Die Fassade der Michaelskirche ist üppig dekoriert. Sie ist nach niederländischer Art im Wechsel von Sand- und Backstein ausgeführt und besitzt Züge des flämischen Barocks (Baumeister auch hier: Kapuzinerbruder Ambrosius von Oelde). Das sich anschließende dazugehörige Gebäude begerbergt das 300 Jahre alte Mädchengymnasium St. Michael und das sogenannte Michaelskloster, die Augustiner Chorfrauen, eines der lebendigen Klöster in Paderborn.
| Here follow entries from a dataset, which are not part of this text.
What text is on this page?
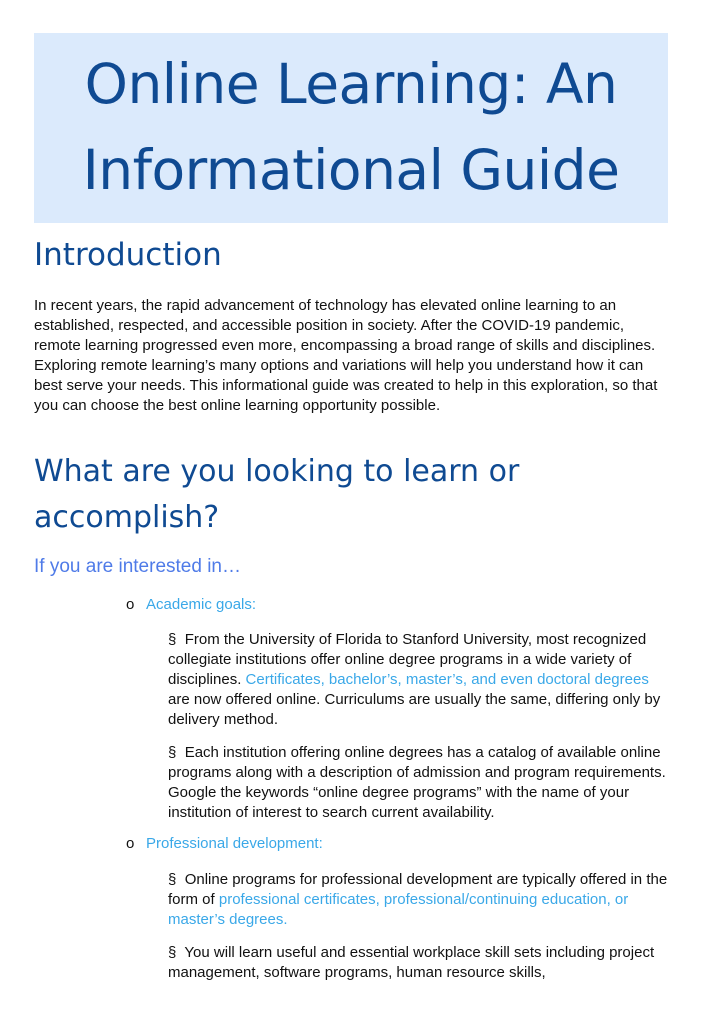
Online Learning: An
Informational Guide
Introduction
In recent years, the rapid advancement of technology has elevated online learning to an established, respected, and accessible position in society. After the COVID-19 pandemic, remote learning progressed even more, encompassing a broad range of skills and disciplines. Exploring remote learning’s many options and variations will help you understand how it can best serve your needs. This informational guide was created to help in this exploration, so that you can choose the best online learning opportunity possible.
What are you looking to learn or accomplish?
If you are interested in…
o Academic goals:
§ From the University of Florida to Stanford University, most recognized collegiate institutions offer online degree programs in a wide variety of disciplines. Certificates, bachelor’s, master’s, and even doctoral degrees are now offered online. Curriculums are usually the same, differing only by delivery method.
§ Each institution offering online degrees has a catalog of available online programs along with a description of admission and program requirements. Google the keywords “online degree programs” with the name of your institution of interest to search current availability.
o Professional development:
§ Online programs for professional development are typically offered in the form of professional certificates, professional/continuing education, or master’s degrees.
§ You will learn useful and essential workplace skill sets including project management, software programs, human resource skills,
Im Jahre 1658 wurden die Augustiner-Chorfrauen aus Münster für eine Gründung in Paderborn gewonnen. Die Schwestern wohnten zunächst im sog. „Hauss auff der Pader“ schenkten, bis in den Jahren 1691 – 1698 das Kloster und die Kirche von dem Kapuzinermönch Ambrosius von Oelde erbaut wurde. Bis auf die Notzeit des Siebenjährigen Krieges verlief die Entwicklung von Kloster und Schule vergleichsweise ruhig. Da das Michaelskloster zu den Stiftungen gehörte, die sich ausschließlich dem öffentlichen Unterricht widmeten, überstand es die Säkularisation unbeschadet. Infolge des Kulturkampfes wurde das Kloster 1878 von der preußischen Regierung offiziell aufgehoben und die Schwestern wurden ausgewiesen. Nach einigen Jahren in Belgien kehrten die Schwestern 1887 kehrten nach Paderborn zurück. Nach der Schließung der Schule durch die Nationalsozialisten und trotz erheblicher Zerstörung im Jahre 1945 eröffneten die Schwestern das Gymnasium St. Michael im Januar 1946 als erste der Paderborner Schulen. Zusammen mit der 1950 errichteten zweizügigen Realschule werden heute ca. 1.500 Schülerinnen unterrichtet. Die Fassade der Kirche blieb von den Zerstörungen verschont und gilt als einzigartiges Kunstwerk flämischen Barocks. Im Garten des Klosters befindet sich die 1670 – 1673 erbaute Alexius-Kapelle, die ursprünglich zum Kloster Abdinghof (s. dort) gehörte und zusammen mit dem Alexiusgarten 1863 vom Michaelskloster erworben wurde. Sowohl die Alexius-Kapelle als auch die Michaelskirche werden wegen ihrer ausgezeichneten Akustik für kirchenmusikalische Andachten und Konzerte genutzt. Die Pflege des gregorianischen Chorals ist dem Konvent ein Anliegen. Die Gemeinschaft der Augustiner-Chorfrauen verbindet das kontemplative und aktive Ordensideal miteinander.